Através de nota, o governo do Estado, por meio da Secretaria de Logística e Transportes, informou ao periódico estadual que "está dando continuidade aos trâmites necessários para a implantação dos voos regionais da Gol Linhas Aéreas em parceria com a Two Flex, nos mesmos moldes do projeto desenvolvido pela Azul". Segundo o comunicado, ainda neste mês, ocorrerá uma reunião com a Secretaria da Fazenda para discutir a revisão do decreto que viabiliza a aquisição de combustíveis a preços competitivos com os demais estados. "Após esse encontro, teremos novas definições", concluiu o texto.

Planos de manter o serviço

O Jornal Minuano, com base em tal reportagem, tentou contato com o presidente da empresa Two Flex, Rui Aquino.
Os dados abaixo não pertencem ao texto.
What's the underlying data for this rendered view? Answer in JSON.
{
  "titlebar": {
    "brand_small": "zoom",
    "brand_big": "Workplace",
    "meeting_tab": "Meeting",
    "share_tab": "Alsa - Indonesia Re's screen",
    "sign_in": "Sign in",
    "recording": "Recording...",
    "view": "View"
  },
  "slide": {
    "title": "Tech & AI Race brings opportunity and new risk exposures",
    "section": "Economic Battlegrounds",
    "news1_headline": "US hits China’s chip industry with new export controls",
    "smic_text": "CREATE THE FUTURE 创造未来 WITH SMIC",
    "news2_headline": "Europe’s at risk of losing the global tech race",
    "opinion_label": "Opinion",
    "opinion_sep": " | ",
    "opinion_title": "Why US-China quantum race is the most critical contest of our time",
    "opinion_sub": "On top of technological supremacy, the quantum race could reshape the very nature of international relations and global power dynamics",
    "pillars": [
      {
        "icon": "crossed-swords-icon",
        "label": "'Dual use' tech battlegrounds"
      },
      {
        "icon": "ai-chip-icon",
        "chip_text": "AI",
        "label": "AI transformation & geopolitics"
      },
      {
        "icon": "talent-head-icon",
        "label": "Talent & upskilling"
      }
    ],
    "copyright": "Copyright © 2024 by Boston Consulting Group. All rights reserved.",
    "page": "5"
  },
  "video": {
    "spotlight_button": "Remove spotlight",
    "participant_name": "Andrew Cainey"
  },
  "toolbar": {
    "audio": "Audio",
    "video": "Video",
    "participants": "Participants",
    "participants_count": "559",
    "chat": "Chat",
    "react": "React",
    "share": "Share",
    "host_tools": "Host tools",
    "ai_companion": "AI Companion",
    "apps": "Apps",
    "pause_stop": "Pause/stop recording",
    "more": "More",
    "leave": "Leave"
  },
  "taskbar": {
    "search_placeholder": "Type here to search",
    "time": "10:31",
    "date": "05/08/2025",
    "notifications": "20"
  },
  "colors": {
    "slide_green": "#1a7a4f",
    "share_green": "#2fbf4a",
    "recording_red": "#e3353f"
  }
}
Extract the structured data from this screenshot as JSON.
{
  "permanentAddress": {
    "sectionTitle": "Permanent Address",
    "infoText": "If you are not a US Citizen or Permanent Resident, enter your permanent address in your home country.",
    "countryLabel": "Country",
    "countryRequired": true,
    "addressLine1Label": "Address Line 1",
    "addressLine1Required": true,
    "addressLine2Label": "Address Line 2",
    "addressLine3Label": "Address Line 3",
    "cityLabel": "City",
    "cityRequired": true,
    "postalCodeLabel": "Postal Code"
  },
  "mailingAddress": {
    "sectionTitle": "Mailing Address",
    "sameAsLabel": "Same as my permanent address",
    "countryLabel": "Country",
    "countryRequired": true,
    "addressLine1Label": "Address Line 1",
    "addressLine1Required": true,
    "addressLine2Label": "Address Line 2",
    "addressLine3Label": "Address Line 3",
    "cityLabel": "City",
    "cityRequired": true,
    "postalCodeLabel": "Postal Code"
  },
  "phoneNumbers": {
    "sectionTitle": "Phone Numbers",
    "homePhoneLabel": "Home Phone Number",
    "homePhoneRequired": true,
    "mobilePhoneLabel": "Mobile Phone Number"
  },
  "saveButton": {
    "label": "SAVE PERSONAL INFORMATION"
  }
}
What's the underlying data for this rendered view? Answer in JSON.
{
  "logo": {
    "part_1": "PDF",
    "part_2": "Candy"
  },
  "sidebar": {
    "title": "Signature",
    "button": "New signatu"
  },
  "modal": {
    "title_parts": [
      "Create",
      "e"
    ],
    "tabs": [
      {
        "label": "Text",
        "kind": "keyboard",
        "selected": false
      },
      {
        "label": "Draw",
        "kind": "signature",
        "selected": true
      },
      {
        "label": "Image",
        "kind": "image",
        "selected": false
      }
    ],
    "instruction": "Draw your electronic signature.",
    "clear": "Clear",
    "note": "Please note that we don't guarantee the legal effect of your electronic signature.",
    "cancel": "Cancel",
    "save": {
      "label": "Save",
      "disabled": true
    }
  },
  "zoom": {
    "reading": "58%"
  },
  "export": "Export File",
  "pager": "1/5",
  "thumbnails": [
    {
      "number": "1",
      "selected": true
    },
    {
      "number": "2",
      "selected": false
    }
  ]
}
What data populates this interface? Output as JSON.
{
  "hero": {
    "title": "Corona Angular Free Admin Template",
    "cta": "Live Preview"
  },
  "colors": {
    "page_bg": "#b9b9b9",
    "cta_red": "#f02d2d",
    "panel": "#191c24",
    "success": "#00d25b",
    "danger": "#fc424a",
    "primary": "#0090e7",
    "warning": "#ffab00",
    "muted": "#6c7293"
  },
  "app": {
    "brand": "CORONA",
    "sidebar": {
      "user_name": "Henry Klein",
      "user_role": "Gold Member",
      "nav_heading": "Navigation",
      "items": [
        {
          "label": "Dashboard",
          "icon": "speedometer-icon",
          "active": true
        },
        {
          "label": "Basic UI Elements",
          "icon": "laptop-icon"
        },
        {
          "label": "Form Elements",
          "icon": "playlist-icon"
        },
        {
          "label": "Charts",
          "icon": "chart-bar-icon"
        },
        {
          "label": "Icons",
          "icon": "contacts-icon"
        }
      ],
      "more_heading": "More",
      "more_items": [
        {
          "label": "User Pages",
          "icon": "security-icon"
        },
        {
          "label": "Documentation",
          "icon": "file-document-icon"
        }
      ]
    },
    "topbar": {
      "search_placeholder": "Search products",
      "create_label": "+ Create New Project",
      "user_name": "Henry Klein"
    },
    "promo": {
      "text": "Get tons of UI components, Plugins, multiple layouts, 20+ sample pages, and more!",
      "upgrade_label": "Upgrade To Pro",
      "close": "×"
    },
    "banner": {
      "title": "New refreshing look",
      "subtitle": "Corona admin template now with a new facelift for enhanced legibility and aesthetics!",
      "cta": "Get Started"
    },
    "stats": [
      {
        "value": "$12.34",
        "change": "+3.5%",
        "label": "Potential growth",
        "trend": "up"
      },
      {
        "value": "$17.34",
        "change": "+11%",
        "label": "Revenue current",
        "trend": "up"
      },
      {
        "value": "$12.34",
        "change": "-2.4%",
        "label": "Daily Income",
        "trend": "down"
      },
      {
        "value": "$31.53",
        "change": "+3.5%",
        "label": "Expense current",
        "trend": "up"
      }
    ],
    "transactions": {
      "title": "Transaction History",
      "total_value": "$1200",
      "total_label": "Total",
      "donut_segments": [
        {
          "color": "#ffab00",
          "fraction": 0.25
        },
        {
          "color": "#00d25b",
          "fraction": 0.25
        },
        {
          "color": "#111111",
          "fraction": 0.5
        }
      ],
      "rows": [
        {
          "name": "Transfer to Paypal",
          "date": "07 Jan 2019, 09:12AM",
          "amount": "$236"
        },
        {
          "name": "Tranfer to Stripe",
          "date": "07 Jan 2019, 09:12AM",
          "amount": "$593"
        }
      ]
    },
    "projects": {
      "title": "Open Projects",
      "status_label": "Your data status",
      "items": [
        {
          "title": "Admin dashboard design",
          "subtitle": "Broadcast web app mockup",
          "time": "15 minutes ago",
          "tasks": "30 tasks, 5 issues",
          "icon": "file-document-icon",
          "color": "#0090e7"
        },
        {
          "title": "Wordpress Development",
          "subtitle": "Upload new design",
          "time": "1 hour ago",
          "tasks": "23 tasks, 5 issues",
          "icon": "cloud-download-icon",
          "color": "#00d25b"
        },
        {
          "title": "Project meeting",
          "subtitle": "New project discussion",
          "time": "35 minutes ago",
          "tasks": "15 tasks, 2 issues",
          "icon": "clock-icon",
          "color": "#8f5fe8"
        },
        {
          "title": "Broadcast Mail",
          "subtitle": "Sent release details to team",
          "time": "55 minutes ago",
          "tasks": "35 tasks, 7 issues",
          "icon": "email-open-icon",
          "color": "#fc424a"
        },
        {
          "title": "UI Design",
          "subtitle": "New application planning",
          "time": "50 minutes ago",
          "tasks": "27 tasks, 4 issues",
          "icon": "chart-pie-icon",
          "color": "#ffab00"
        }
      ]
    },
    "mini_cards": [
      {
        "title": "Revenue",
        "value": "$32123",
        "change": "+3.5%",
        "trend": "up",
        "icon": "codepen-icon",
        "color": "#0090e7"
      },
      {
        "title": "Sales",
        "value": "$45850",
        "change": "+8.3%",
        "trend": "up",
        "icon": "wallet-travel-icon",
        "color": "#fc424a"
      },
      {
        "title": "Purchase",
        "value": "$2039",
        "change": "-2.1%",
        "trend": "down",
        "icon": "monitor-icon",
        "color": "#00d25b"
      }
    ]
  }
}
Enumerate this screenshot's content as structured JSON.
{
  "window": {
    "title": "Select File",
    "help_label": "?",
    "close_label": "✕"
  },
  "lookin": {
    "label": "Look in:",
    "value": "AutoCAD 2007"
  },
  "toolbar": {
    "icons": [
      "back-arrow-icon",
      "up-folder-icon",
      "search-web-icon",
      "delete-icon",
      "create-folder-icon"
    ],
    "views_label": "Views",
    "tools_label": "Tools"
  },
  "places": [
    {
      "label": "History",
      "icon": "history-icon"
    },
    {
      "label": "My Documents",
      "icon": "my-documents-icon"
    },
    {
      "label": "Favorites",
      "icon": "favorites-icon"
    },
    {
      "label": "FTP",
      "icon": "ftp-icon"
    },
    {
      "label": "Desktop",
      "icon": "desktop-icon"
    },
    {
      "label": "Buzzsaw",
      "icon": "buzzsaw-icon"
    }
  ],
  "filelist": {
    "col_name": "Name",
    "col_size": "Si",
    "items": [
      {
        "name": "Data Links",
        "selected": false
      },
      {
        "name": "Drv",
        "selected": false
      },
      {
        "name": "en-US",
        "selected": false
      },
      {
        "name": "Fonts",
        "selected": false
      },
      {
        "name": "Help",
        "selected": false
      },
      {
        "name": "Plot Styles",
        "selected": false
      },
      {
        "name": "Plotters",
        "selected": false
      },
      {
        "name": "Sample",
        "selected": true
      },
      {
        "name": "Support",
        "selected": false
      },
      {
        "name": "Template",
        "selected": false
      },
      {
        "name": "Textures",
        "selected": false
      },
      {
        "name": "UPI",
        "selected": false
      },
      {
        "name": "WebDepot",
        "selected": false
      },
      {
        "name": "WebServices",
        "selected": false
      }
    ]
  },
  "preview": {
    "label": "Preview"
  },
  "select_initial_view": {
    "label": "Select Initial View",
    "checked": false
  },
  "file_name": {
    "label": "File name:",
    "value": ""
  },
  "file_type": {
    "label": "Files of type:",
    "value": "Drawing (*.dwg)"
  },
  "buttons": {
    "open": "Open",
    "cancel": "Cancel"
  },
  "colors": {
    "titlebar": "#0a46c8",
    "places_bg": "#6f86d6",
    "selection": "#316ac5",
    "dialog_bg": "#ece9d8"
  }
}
Através da assessoria de imprensa que atende a conta, a informação é de que a companhia não está se manifestando e o ideal seria buscar informações diretamente com a Gol, que é a companhia proprietária dos voos.
A Gol, por sua vez, resumiu o tema encaminhando uma nota reforçando um plano de trabalho conjunto com a Two Flex para aumentar as operações no Estado do Rio Grande do Sul, de maneira a ampliar o desenvolvimento do transporte aéreo de alta qualidade na região. Porém, a companhia afirma que, neste momento, não há novidades sobre novos destinos regionais.
Já o diretor da empresa Azul, Ronaldo Veras, procurado na terça-feira, não se manifestou sobre o tema até o fechamento desta edição.